What Trump accomplished in his term was impressive, especially with the incessant attacks, lies, and mischaracterizations he was subjected to.

Ironically, had he taken a less narrow view of his own constitutional powers in the summer of 2020, Trump may not have had to ask for an extremely broad and ultimately unrealistic interpretation of his vice-president’s constitutional powers.

By the time they were trying to fix things post-election, it was too late.

The responsibility of the anarchy from January 6th resides on those that committed the crimes. Trump’s speech bears no blame for what occurred. However, the actions Trump failed to take mid-2020, allowed this virulent strain of anarchy to take hold in American society.

Anarchy from the summer protests-turned-riots. Anarchy from political powers changing voting rules extra-constitutionally. Anarchy of state and local governments turning ‘temporary’ emergency powers into temporary grants of individual freedoms. Anarchy of tech giants determining that the 1st Amendment needs them as its arbiter.
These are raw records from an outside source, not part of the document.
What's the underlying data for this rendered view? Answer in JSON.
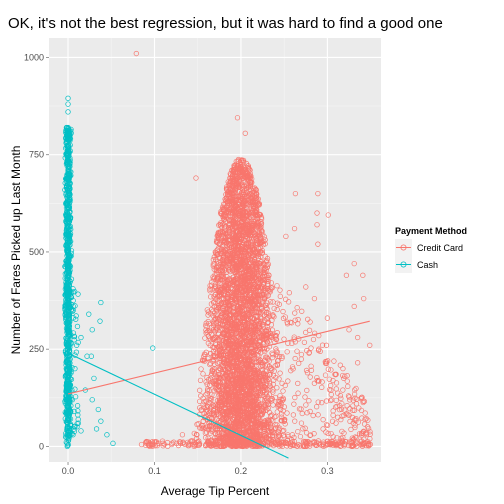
{
  "chart_data": {
    "type": "scatter",
    "title": "OK, it's not the best regression, but it was hard to find a good one",
    "xlabel": "Average Tip Percent",
    "ylabel": "Number of Fares Picked up Last Month",
    "xlim": [
      -0.022,
      0.362
    ],
    "ylim": [
      -40,
      1050
    ],
    "x_ticks": [
      0.0,
      0.1,
      0.2,
      0.3
    ],
    "x_tick_labels": [
      "0.0",
      "0.1",
      "0.2",
      "0.3"
    ],
    "y_ticks": [
      0,
      250,
      500,
      750,
      1000
    ],
    "y_tick_labels": [
      "0",
      "250",
      "500",
      "750",
      "1000"
    ],
    "grid": true,
    "legend": {
      "title": "Payment Method",
      "position": "right",
      "entries": [
        "Credit Card",
        "Cash"
      ]
    },
    "colors": {
      "Credit Card": "#F8766D",
      "Cash": "#00BFC4",
      "panel": "#EBEBEB",
      "grid": "#FFFFFF"
    },
    "series": [
      {
        "name": "Credit Card",
        "color": "#F8766D",
        "description_points": [
          [
            0.079,
            1010
          ],
          [
            0.196,
            845
          ],
          [
            0.205,
            805
          ],
          [
            0.148,
            690
          ],
          [
            0.263,
            650
          ],
          [
            0.289,
            650
          ],
          [
            0.288,
            600
          ],
          [
            0.288,
            570
          ],
          [
            0.301,
            595
          ],
          [
            0.262,
            560
          ],
          [
            0.252,
            540
          ],
          [
            0.289,
            520
          ],
          [
            0.322,
            440
          ],
          [
            0.331,
            470
          ],
          [
            0.341,
            440
          ],
          [
            0.342,
            380
          ],
          [
            0.331,
            360
          ],
          [
            0.349,
            260
          ],
          [
            0.335,
            215
          ],
          [
            0.323,
            168
          ],
          [
            0.12,
            5
          ],
          [
            0.13,
            8
          ],
          [
            0.14,
            5
          ],
          [
            0.15,
            12
          ],
          [
            0.16,
            6
          ],
          [
            0.17,
            12
          ],
          [
            0.18,
            8
          ],
          [
            0.095,
            5
          ],
          [
            0.105,
            8
          ],
          [
            0.115,
            10
          ],
          [
            0.09,
            3
          ],
          [
            0.085,
            5
          ],
          [
            0.31,
            2
          ],
          [
            0.32,
            5
          ],
          [
            0.33,
            3
          ],
          [
            0.34,
            5
          ],
          [
            0.345,
            2
          ],
          [
            0.27,
            60
          ],
          [
            0.28,
            90
          ],
          [
            0.295,
            45
          ],
          [
            0.305,
            120
          ],
          [
            0.312,
            75
          ],
          [
            0.318,
            200
          ],
          [
            0.325,
            300
          ],
          [
            0.335,
            280
          ],
          [
            0.3,
            330
          ],
          [
            0.29,
            250
          ],
          [
            0.28,
            320
          ],
          [
            0.285,
            380
          ],
          [
            0.275,
            410
          ]
        ],
        "dense_cloud": {
          "x_center": 0.2,
          "x_spread": 0.018,
          "y_max": 740,
          "note": "dense cluster of circles centered near 0.2 spanning 0 to ~740"
        },
        "regression": {
          "x": [
            0.0,
            0.349
          ],
          "y": [
            135,
            322
          ]
        }
      },
      {
        "name": "Cash",
        "color": "#00BFC4",
        "description_points": [
          [
            0.0,
            895
          ],
          [
            0.0,
            880
          ],
          [
            0.0,
            860
          ],
          [
            0.0,
            820
          ],
          [
            0.0,
            795
          ],
          [
            0.0,
            760
          ],
          [
            0.0,
            700
          ],
          [
            0.0,
            650
          ],
          [
            0.038,
            370
          ],
          [
            0.024,
            340
          ],
          [
            0.037,
            322
          ],
          [
            0.028,
            300
          ],
          [
            0.015,
            280
          ],
          [
            0.022,
            232
          ],
          [
            0.027,
            232
          ],
          [
            0.098,
            253
          ],
          [
            0.03,
            175
          ],
          [
            0.02,
            145
          ],
          [
            0.028,
            120
          ],
          [
            0.035,
            95
          ],
          [
            0.038,
            65
          ],
          [
            0.033,
            45
          ],
          [
            0.045,
            30
          ],
          [
            0.052,
            8
          ],
          [
            0.005,
            120
          ],
          [
            0.008,
            200
          ],
          [
            0.01,
            260
          ],
          [
            0.006,
            350
          ],
          [
            0.004,
            430
          ],
          [
            0.007,
            90
          ],
          [
            0.012,
            60
          ],
          [
            0.015,
            40
          ]
        ],
        "dense_cloud": {
          "x_center": 0.0,
          "x_spread": 0.0015,
          "y_max": 820,
          "note": "dense vertical band of circles at x=0 spanning 0 to ~820"
        },
        "regression": {
          "x": [
            0.0,
            0.255
          ],
          "y": [
            240,
            -30
          ]
        }
      }
    ]
  }
}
What Trump accomplished in his term was impressive, especially with the incessant attacks, lies, and mischaracterizations he was subjected to. So my disappointment in his not insisting on the law and order he only verbally demanded, is not meant to diminish all he did. I do not think anyone could have collectively done better, nor am I blind to the enormous difficulties in stopping wanton lawlessness in a non-MacArthur sort of way. I simply bring up this criticism more from a place of saying, “what if?” What if the Red Sox hadn’t sold Babe Ruth to the Yankees? What if Kobe and Shaq would have stayed together? What if Trump had stood up to the governors who refused to protect their own citizens? What accomplishments might the next four years have brought? What disasters that we now face, would have been averted?

Unfortunately, we will never know. Instead, we find ourselves on the defensive, as we now face an era that truly is unprecedented.